His detached attitude appears to have put Turner Emerging Growth above its peers. Each of the past five years it has shown better-than-average growth compared with other funds in its category of small-cap growth funds, as tracked by Morningstar, including a 6.1 percent edge this year. The fund is up 17.2 percent so far this year, which is 9.0 percent better than the S&P 500. Over the past five years, it's posted an average annual return of 21.7 percent.

So how does one pick stocks without emotion? Sustersic, who has managed the fund since 1998, says that what matters most to him in a company is "organic growth." As he explains it, there are a lot of ways that the reported growth rate of a company can be inflated by factors that aren't sustainable. His example: A company is in an industry that's growing at 5 percent, but through a series of acquisitions of smaller companies it could appear the firm is growing at 20 percent. "You don't want to assign too high of a valuation to a company whose organic growth rate is much lower than its reported growth rate." Sustersic looks for companies where earnings are growing at 15 to 20 percent a year.

Double-digit revenue growth is what first catches Sustersic's eye. Then, he makes sure that this growth is actually sustainable by looking at how it fills a specific niche. For example, one niche that he likes right now is clinical research organizations. These companies are hired by pharmaceutical and biotech firms to run clinical trials and collect data. He thinks this is a high-growth area now because of changes in the pharmaceutical industry toward more outsourcing. "A shift from a major pharma company to go from 20 to 30 percent outsourcing—that's a huge shift." Some clinical research organizations that he likes are Kendle International, ICON, and PharmaNet Development Group. Healthcare is the biggest sector he invests in at 16.14 percent of his portfolio. (Energy is the second-largest at 12.46 percent.)

Sustersic also says that talking and meeting with the management is important to him to figure out the real story behind what may look like phenomenal growth on paper. "Recent results might look attractive, but you talk to the CEO and you discover about a new competitor gaining market share or the economic slowdown is hurting them."

There are about 100 stocks in the fund, and his turnover rate this year has been about 60 percent. The fund's top holding at 2.87 percent of assets is Deckers Outdoor Corp., which makes fashionable outdoor footwear such as Ugg boots and Teva sandals. Agricultural company Terra Industries is Sustersic's second-biggest holding right now at 2.24 percent.
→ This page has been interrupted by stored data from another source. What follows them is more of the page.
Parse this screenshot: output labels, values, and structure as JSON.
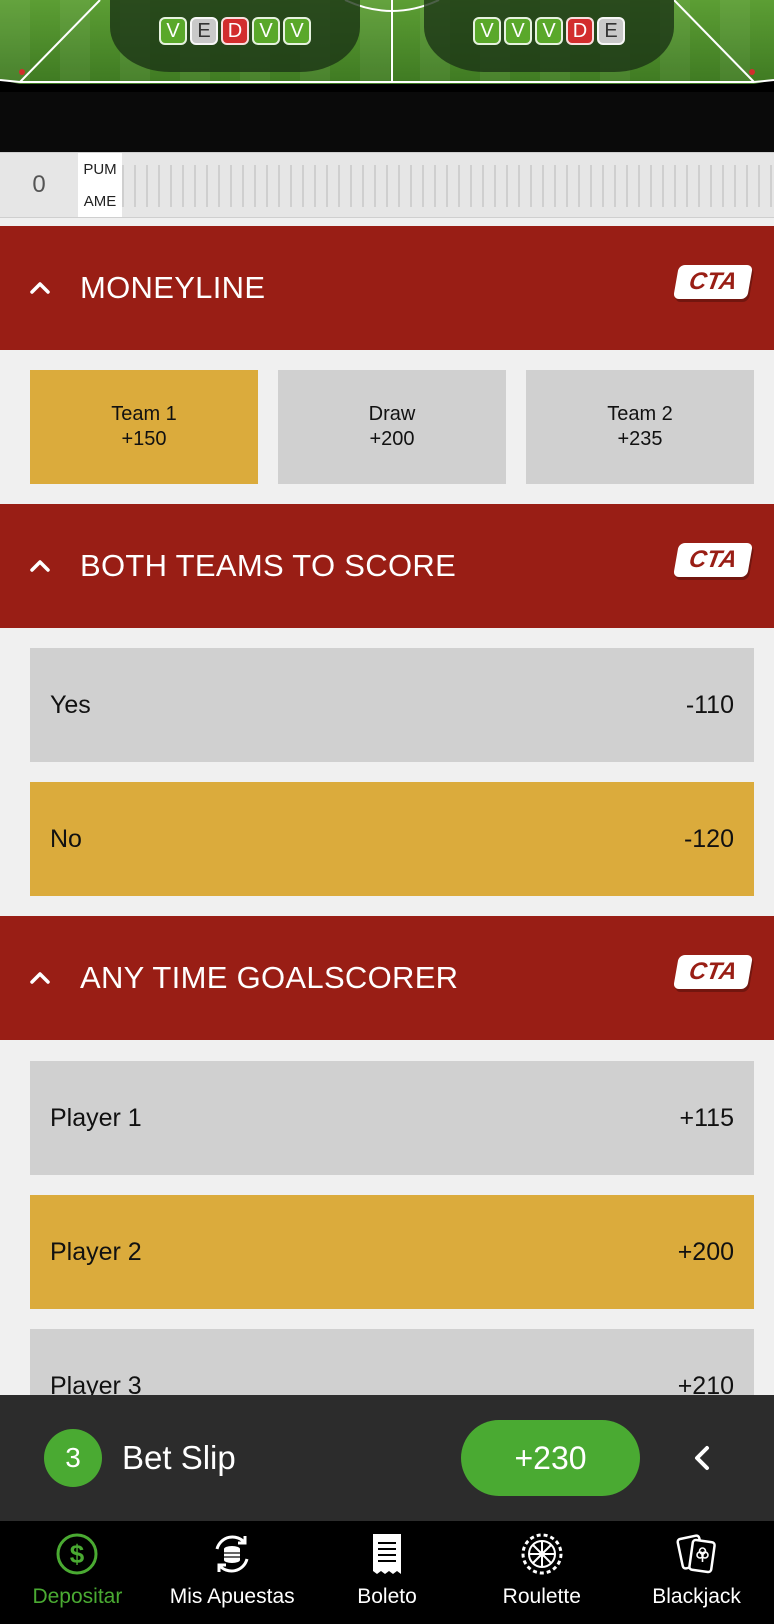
{
  "match_header": {
    "home_form": [
      "V",
      "E",
      "D",
      "V",
      "V"
    ],
    "away_form": [
      "V",
      "V",
      "V",
      "D",
      "E"
    ]
  },
  "score_strip": {
    "total": "0",
    "home_abbr": "PUM",
    "away_abbr": "AME"
  },
  "markets": {
    "moneyline": {
      "title": "MONEYLINE",
      "tag": "CTA",
      "options": [
        {
          "label": "Team 1",
          "odds": "+150",
          "selected": true
        },
        {
          "label": "Draw",
          "odds": "+200",
          "selected": false
        },
        {
          "label": "Team 2",
          "odds": "+235",
          "selected": false
        }
      ]
    },
    "btts": {
      "title": "BOTH TEAMS TO SCORE",
      "tag": "CTA",
      "options": [
        {
          "label": "Yes",
          "odds": "-110",
          "selected": false
        },
        {
          "label": "No",
          "odds": "-120",
          "selected": true
        }
      ]
    },
    "goalscorer": {
      "title": "ANY TIME GOALSCORER",
      "tag": "CTA",
      "options": [
        {
          "label": "Player 1",
          "odds": "+115",
          "selected": false
        },
        {
          "label": "Player 2",
          "odds": "+200",
          "selected": true
        },
        {
          "label": "Player 3",
          "odds": "+210",
          "selected": false
        }
      ]
    }
  },
  "bet_slip": {
    "count": "3",
    "label": "Bet Slip",
    "total_odds": "+230"
  },
  "bottom_nav": [
    {
      "label": "Depositar",
      "icon": "dollar-coin-icon",
      "active": true
    },
    {
      "label": "Mis Apuestas",
      "icon": "coins-refresh-icon",
      "active": false
    },
    {
      "label": "Boleto",
      "icon": "ticket-document-icon",
      "active": false
    },
    {
      "label": "Roulette",
      "icon": "roulette-wheel-icon",
      "active": false
    },
    {
      "label": "Blackjack",
      "icon": "playing-cards-icon",
      "active": false
    }
  ],
  "colors": {
    "market_header": "#991e15",
    "selected": "#dbab3c",
    "unselected": "#d0d0d0",
    "accent_green": "#4aaa32",
    "bet_slip_bar": "#2c2c2c"
  }
}
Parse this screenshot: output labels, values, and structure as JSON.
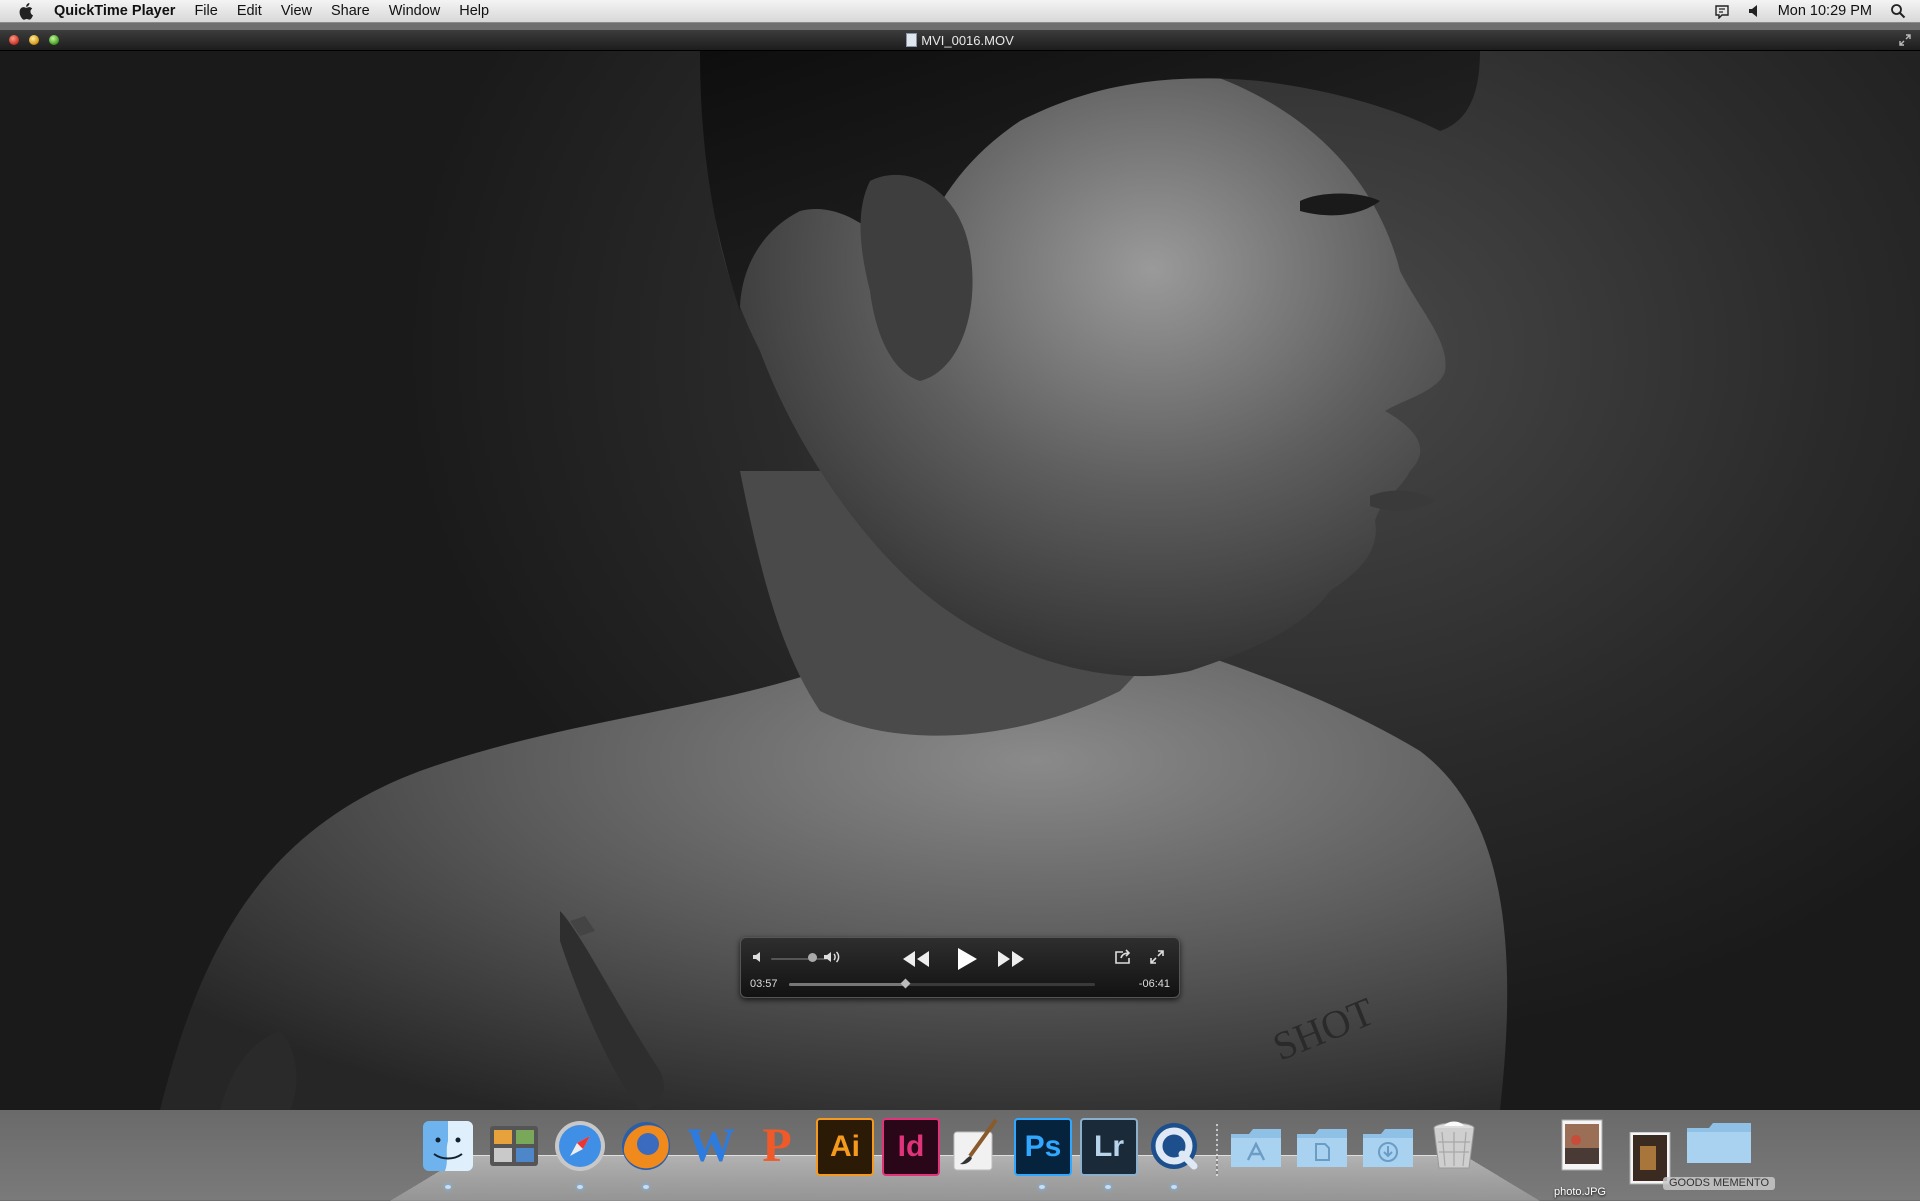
{
  "menubar": {
    "app_name": "QuickTime Player",
    "menus": [
      "File",
      "Edit",
      "View",
      "Share",
      "Window",
      "Help"
    ],
    "clock": "Mon 10:29 PM"
  },
  "window": {
    "title": "MVI_0016.MOV"
  },
  "player": {
    "elapsed": "03:57",
    "remaining": "-06:41",
    "progress": 0.38,
    "volume": 0.75
  },
  "dock": {
    "apps": [
      {
        "name": "finder-icon",
        "label": ""
      },
      {
        "name": "photo-browser-icon",
        "label": ""
      },
      {
        "name": "safari-icon",
        "label": ""
      },
      {
        "name": "firefox-icon",
        "label": ""
      },
      {
        "name": "word-icon",
        "label": "W"
      },
      {
        "name": "powerpoint-icon",
        "label": "P"
      },
      {
        "name": "illustrator-icon",
        "label": "Ai"
      },
      {
        "name": "indesign-icon",
        "label": "Id"
      },
      {
        "name": "brush-app-icon",
        "label": ""
      },
      {
        "name": "photoshop-icon",
        "label": "Ps"
      },
      {
        "name": "lightroom-icon",
        "label": "Lr"
      },
      {
        "name": "quicktime-icon",
        "label": ""
      }
    ],
    "stacks": [
      {
        "name": "applications-folder-icon"
      },
      {
        "name": "documents-folder-icon"
      },
      {
        "name": "downloads-folder-icon"
      },
      {
        "name": "trash-icon"
      }
    ],
    "photo_label": "photo.JPG",
    "folder_label": "GOODS MEMENTO"
  }
}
Before he bought the stock in December 2006, Sustersic saw the increased demand for corn because of an increased use in corn-based ethanol. Since corn requires more nitrogen-based fertilizer than most other crops, Sustersic thought 2007 would be a big year for Terra, which produces those nitrogen products. Indeed, shares of Terra more than tripled.

When deciding whether or not to sell a stock, Sustersic looks at key growth drivers for its industry. In retail, for example, he looks at same-store sales growth, square footage expansion, unit growth, and stability of margins. If the company isn't performing as expected on a few of these key criteria—for example, "if they were going open 30 stores and they can't open as many," he says—then the company might get the boot. "If a company is not executing, sometimes the best thing to do is admit a mistake."